Give yourself time. This grieving process is not an easy road. Take care.

Oct 05, 2010
weary soul
by: jules

Don't feel alone, don't feel overwhelmed, you need to take time to grieve - when my husband first died, I couldn't even remember how to cook - in fact when he had the first stroke, I could not even think what number to ring for an ambulance. I was using mobile so just pressed the green button - luckily it was my daughter.

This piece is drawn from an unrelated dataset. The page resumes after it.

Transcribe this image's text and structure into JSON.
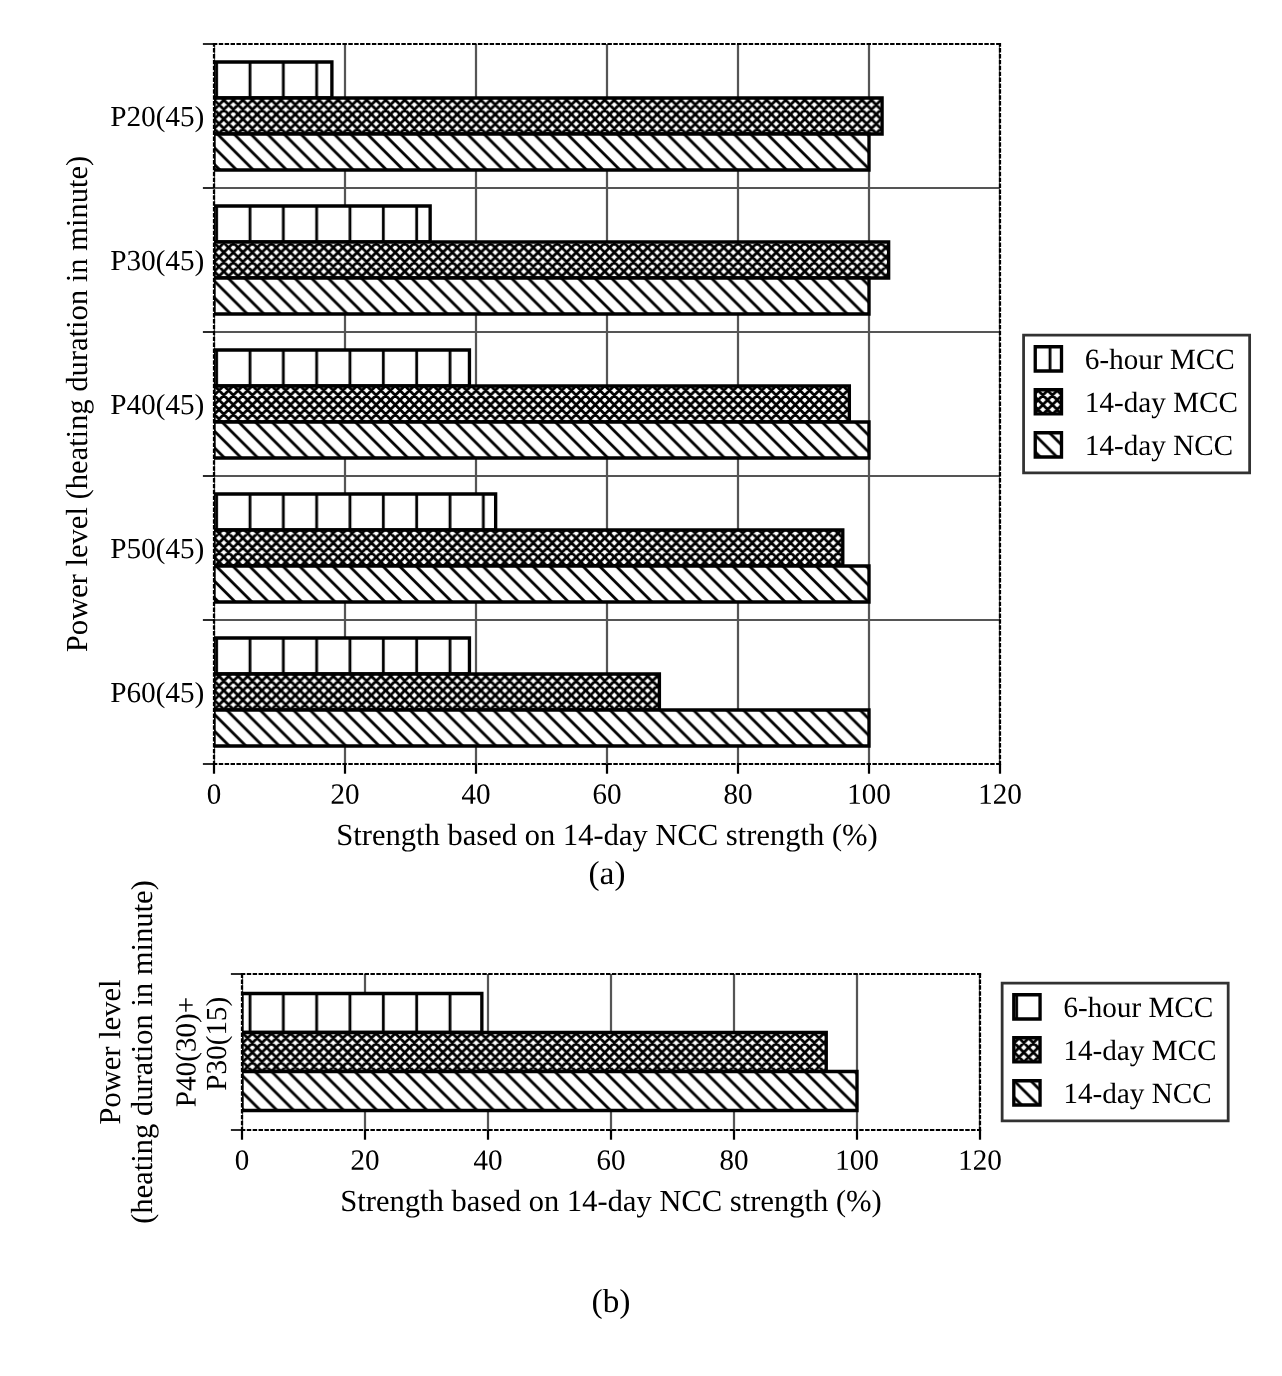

Time helps, but you need to take that time, stop being for everyone else, take yourself somewhere you and your lost love liked to go - sit in a park, walk in the woods - don't think you can do everything for everyone - you are the most important person to you - take time for you, to remember your love, cry, laugh, remember the good times, and the bad - but you need to take time for you - right now - go for a long drive - anything where you can be alone -

Talk on this site as often as you want - it helps, there are some wonderful people on here.
jules

Oct 04, 2010
No wonder...
by:

No wonder you're weary with all that you have to deal with. A very bad time for family to be dependent on you, when you can barely function yourself.

Your title should be: spreading myself too thin.

I understand that your kids need you. And family needs you. What about you.

Where is your alone time to grieve? To sort things out, your solitude. At first I could not stand noise or commotion whatsoever. I had an 11 year old to raise, he is 12 now but at times I need to take a deep breath for patience. The grief makes me weak and weary. You are painting yourself into a corner somehow and I don't know how, you need to delegate responsibility so that you are able to be alone. And responsible for only your actions and feelings for now.

Give yourself a break, you deserve it. Let grief happen or it will anyway and not in a subtle way.
My best to you. Hope that you find your way.